На камни она выбралась совсем без сил.

В эту ночь Машка заснула, так и не одевшись, и не перебравшись обратно на свою кровать, как делала почти всегда.

Андрея мучила боль в горле и ломота во всем теле. Под легкой простыней его знобило, хотя эта ночь ничем не отличалась от прочих душных южных ночей. Он хотел встать и заварить себе горячего чая, но ему стало жаль будить Машку и того, другого, который тоже спал в ней сейчас.

Он поплотнее завернулся в простыню и осторожно, чтобы Машка не проснулась, притёрся к её горячей спине. Он лежал, с трудом сглатывая слюну, обдирающую раздражённое воспалённое горло, пока наконец не заснул.

Проснулся он от того, Машка рядом ворочалась и чуть постанывала от боли. Он приподнялся на локте. Через занавеску в дверном проеме был виден рассвет. А потом он увидел пятна.

Андрей испуганно вскочил и уставился на простыни, растирая лицо руками.

Машка, не глядя на него, вылезла из постели и, стянув с кровати пододеяльник, завернулась до самого подбородка.

– Сам простыни постираешь, – сказала она бесцветно.

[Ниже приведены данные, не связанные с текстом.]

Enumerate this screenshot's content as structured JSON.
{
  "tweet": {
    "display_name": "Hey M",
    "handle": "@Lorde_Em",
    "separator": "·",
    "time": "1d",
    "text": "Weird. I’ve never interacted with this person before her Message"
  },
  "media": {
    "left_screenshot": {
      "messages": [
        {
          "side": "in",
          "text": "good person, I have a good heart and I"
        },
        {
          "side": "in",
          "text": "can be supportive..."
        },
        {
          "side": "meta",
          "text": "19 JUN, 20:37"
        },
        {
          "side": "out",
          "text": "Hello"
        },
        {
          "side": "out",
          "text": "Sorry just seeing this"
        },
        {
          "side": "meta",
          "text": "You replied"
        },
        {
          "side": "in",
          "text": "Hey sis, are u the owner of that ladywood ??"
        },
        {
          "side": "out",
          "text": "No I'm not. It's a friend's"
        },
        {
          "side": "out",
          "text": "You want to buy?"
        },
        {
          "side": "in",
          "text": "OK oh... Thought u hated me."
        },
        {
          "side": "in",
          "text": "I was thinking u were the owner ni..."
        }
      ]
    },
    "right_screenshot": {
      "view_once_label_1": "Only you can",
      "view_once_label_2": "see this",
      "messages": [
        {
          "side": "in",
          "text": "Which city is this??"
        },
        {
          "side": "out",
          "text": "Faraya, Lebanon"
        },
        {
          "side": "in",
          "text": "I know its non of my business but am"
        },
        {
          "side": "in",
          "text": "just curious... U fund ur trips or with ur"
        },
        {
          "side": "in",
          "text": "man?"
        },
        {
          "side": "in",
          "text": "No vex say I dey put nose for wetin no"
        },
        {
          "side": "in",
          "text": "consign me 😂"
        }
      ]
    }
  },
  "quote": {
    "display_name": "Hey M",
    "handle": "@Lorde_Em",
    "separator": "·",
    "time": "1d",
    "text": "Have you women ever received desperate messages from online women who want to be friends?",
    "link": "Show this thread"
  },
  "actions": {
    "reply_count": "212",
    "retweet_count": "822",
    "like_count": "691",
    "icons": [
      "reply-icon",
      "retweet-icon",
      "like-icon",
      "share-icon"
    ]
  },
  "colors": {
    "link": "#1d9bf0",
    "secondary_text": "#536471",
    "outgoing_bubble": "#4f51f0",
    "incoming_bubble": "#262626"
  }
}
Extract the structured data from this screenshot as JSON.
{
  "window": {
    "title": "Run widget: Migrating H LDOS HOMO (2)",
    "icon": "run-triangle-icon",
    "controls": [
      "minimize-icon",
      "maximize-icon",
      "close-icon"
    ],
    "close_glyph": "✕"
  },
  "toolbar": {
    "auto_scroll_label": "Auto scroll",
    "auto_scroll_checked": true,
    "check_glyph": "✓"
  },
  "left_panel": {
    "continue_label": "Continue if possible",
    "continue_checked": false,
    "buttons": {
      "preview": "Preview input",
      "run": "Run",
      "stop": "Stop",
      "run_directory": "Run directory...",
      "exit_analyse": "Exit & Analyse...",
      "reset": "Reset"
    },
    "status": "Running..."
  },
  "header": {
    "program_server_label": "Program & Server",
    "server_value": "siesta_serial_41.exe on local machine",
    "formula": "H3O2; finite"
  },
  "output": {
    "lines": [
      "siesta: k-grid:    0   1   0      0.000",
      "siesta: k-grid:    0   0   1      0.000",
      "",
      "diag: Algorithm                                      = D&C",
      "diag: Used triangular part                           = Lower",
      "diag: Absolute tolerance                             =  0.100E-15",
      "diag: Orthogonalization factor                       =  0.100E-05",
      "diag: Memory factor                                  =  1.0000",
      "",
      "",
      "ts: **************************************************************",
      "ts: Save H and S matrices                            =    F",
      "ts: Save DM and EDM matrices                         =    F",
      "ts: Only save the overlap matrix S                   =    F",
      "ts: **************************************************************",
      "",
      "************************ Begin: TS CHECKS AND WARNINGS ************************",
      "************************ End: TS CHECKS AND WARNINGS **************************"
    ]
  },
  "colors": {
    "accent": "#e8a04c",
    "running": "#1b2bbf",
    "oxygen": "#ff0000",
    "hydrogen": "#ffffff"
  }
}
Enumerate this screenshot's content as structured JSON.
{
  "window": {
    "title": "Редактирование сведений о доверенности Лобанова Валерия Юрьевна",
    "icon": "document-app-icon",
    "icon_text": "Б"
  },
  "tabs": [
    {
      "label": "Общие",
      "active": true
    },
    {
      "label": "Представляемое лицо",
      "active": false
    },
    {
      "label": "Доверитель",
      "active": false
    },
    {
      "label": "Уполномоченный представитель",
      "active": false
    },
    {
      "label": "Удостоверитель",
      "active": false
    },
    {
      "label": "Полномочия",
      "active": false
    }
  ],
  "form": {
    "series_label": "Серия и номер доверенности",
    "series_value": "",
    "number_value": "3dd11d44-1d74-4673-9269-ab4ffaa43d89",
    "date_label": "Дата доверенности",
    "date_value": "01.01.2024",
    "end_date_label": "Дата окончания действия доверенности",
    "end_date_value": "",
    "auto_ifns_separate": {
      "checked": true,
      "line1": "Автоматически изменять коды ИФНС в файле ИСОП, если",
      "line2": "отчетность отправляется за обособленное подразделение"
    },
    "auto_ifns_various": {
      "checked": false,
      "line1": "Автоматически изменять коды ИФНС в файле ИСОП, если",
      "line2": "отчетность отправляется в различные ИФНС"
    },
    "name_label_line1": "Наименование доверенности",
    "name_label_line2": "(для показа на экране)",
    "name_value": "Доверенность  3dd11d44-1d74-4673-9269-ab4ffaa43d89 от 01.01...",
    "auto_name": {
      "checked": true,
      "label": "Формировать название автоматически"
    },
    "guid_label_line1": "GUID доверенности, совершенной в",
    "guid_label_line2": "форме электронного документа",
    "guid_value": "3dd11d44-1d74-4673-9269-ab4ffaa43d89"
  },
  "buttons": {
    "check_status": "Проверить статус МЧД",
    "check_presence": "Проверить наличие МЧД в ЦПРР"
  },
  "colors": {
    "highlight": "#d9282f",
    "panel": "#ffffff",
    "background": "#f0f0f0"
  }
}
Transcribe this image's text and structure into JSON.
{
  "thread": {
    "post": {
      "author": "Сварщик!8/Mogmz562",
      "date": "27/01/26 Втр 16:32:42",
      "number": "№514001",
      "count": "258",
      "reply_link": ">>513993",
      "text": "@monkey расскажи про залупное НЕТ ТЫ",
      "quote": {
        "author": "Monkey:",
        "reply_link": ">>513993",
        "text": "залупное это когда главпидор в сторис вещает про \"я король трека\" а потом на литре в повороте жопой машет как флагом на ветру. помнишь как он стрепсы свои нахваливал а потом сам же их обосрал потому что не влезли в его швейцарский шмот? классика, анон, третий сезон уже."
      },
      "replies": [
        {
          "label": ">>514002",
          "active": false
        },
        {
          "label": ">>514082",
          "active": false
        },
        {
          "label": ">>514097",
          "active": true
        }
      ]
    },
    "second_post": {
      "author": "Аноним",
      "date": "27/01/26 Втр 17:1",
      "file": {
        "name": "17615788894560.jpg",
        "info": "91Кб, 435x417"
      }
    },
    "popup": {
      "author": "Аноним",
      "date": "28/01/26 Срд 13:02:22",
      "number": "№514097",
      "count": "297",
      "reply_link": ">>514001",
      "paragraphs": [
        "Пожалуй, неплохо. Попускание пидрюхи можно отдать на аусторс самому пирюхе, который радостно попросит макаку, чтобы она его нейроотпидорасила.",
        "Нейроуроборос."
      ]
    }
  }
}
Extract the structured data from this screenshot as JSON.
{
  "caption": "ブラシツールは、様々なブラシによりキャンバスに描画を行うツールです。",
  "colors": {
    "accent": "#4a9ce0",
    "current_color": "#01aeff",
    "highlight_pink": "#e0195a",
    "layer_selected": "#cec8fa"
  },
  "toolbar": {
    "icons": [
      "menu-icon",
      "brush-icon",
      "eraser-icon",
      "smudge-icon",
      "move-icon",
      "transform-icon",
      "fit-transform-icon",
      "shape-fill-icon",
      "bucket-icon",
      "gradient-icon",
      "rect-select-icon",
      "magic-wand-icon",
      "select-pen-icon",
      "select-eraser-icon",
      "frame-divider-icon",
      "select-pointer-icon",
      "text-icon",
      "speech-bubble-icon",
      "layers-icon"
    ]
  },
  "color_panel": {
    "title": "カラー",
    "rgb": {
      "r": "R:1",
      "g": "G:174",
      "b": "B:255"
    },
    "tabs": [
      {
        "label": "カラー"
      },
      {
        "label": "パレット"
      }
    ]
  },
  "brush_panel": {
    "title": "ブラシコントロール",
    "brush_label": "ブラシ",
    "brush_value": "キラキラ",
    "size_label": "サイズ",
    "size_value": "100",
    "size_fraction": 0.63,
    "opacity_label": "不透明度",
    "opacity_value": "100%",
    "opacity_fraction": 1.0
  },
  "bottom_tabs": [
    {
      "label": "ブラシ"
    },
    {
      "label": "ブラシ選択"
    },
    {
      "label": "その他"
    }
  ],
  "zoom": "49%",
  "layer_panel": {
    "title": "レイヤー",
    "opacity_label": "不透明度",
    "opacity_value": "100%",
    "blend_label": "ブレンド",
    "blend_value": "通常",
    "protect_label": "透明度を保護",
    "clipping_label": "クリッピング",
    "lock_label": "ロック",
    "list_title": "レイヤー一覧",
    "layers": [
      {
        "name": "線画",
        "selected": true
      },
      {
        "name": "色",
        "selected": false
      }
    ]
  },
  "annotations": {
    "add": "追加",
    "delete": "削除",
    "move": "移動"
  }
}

За ней качнулась занавеска, и снаружи послышался хруст гравия и сухой стук обуви без задников по сухим, прокаленным за лето плитам дорожки.

Машка долго не возвращалась, и Андрей пошел за ней следом к душевой кабинке в глубине сада. Он слышал, как она возится там, но, сколько ни стучал, Машка дверь не открыла.

Он побрел к умывальникам и ополоснул лицо холодной водой. Горло всё ещё немного першило, но насморк, кажется, проходил.

Вдоль тропинки цвели розы, и пахли в зарождающемся зное нового дня сладко и удушливо. Он подставил скомканные простыни под струю. Красноватая вода стекала струйками в обитую чугунную раковину и уходила в отверстие слива. Дребезжание язычка умывальника и стук капель по раковине громом раздавались во дворе ещё не проснувшегося дома. Пятна расплылись, только немного посветлев, превратились в розовые и размылись, оставив контуры по краям. Теперь, наверное, можно будет, при желании, принять пятна за винные.

Кинув комок простыней в комнате, Андрей вытащил на дорожку собранные ещё накануне чемоданы и уселся ждать рядом с ними. Небо было неясное, маревное, молочно-розовое. Чемоданное утро.


Машки долго не было. Потом она появилась на дорожке уже одетая, бледная, с посеревшим лицом. Когда она успела одеться? – поразился он. Потом вгляделся в её лицо. Утренняя зябковатость и бессонница, превращающая загорелые лица в серые и измождённые, делали Машкино лицо одутловатым, обозначив мешки под глазами. Машка совсем не показалась ему красивой сейчас, и он почувствовал перед ней смутную вину за это.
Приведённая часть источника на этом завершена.